Have you ever thought about the incredible reaction of the community after Jesus had just cast out Legion out of the man who lived among the tombs? Here’s what I preached on Sunday:
They had seen an undeniable miracle and they wanted to get rid of the miracle worker. Why? Because they preferred pigs and profit over people, swine over souls. Very reasonable people don’t you think. How very modern, don’t you think? That tells us something, doesn’t it? Miracles are powerful, depravity is more powerful!
They’re more afraid that God may be in their presence than they are that Satan is in their presence That’s the power of sin―of depravity.
“And this is the judgment: the light has come into the world, and people loved the darkness rather than the light because their works were evil. ” (John 3:19). “For although they knew God, they did not honor him as God or give thanks to him, but they became futile in their thinking, and their foolish hearts were darkened. ” (Romans 1:21). The preaching of the cross is foolishness to them. Why, because they are of their father the devil. They are dead in trespasses and sins. They walk according to the course of this world which is under the power of the of prince of the power of the air. They are controlled by the lust of the flesh, the lust of the eyes, and the pride of life. The deadly power of depravity!
They preferred their pigs over people, swine over souls? How about us? What do we prefer over the powerful presence of God in our lives?
This past Sunday we studied the last few verses of Genesis 3 where God expels Adam and Eve out of the Garden of Eden. This really was an act of mercy for without it the first couple would have eaten of the fruit of the tree of life and lived forever in their sin. So even when God is painting a picture of judgment to warn us about sin, He is also painting a picture of grace.
James Boice describes this illustration that his predecessor Dr. Donald Barnhouse developed with great skill in his sermon entitled “Falling into Grace!”
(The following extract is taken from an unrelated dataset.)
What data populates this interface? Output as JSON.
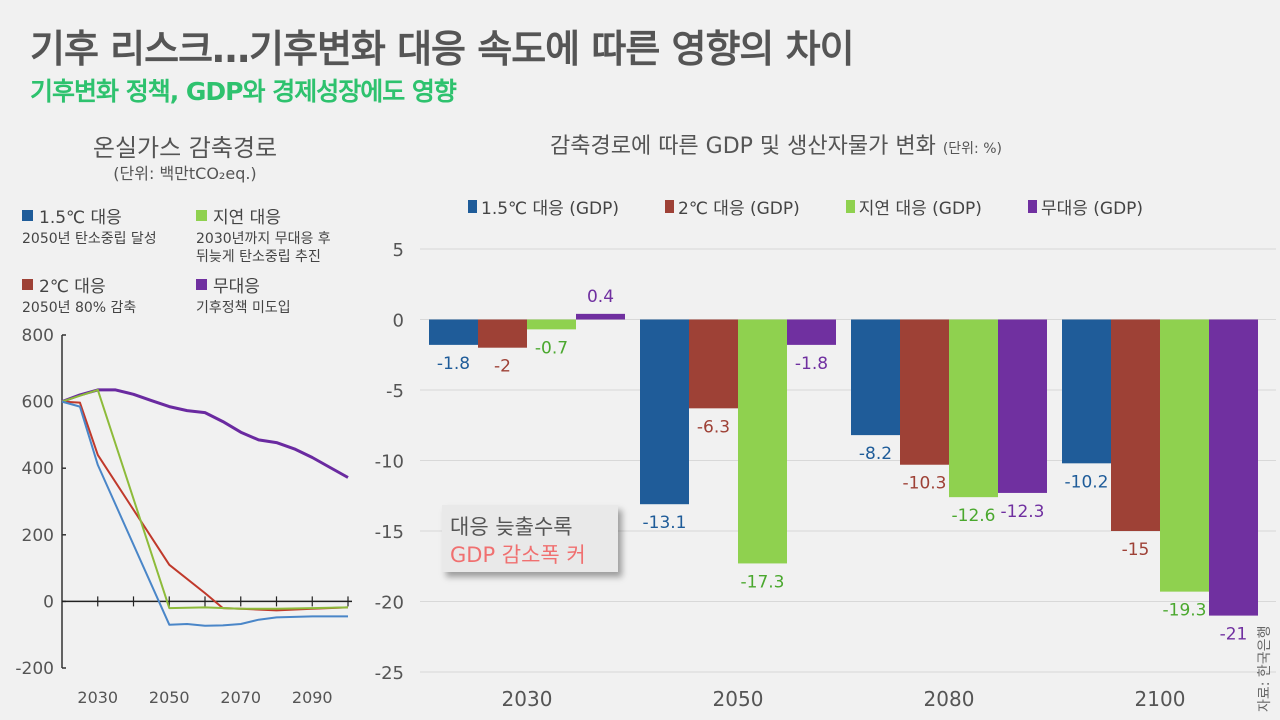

Sir Edward C. Burne-Jones was a prominent artist in England during the latter part of the nineteenth century. One day he was invited to tea at the home of his daughter. On this occasion his little granddaughter was also seated at the table, but she became so naughty that her mother made her stand in the corner with her face to the wall. Sir Edward was a well-trained grandfather, so he did not interfere. But the next morning he arrived at his daughter’s home with his paints and palette. He went to the wall where the little girl had been forced to stand, and there he painted pictures―a kitten chasing its tail, lambs in a field, goldfish swimming. The wall on both sides of that corner was decorated with his paintings, all for his granddaughter’s delight. Now, if she had to stand in the corner again, at least she would have something to look at.–From Genesis, p. 245
This is what God did in this scene of judgment! He transforms it into a wonderful picture of God’s grace!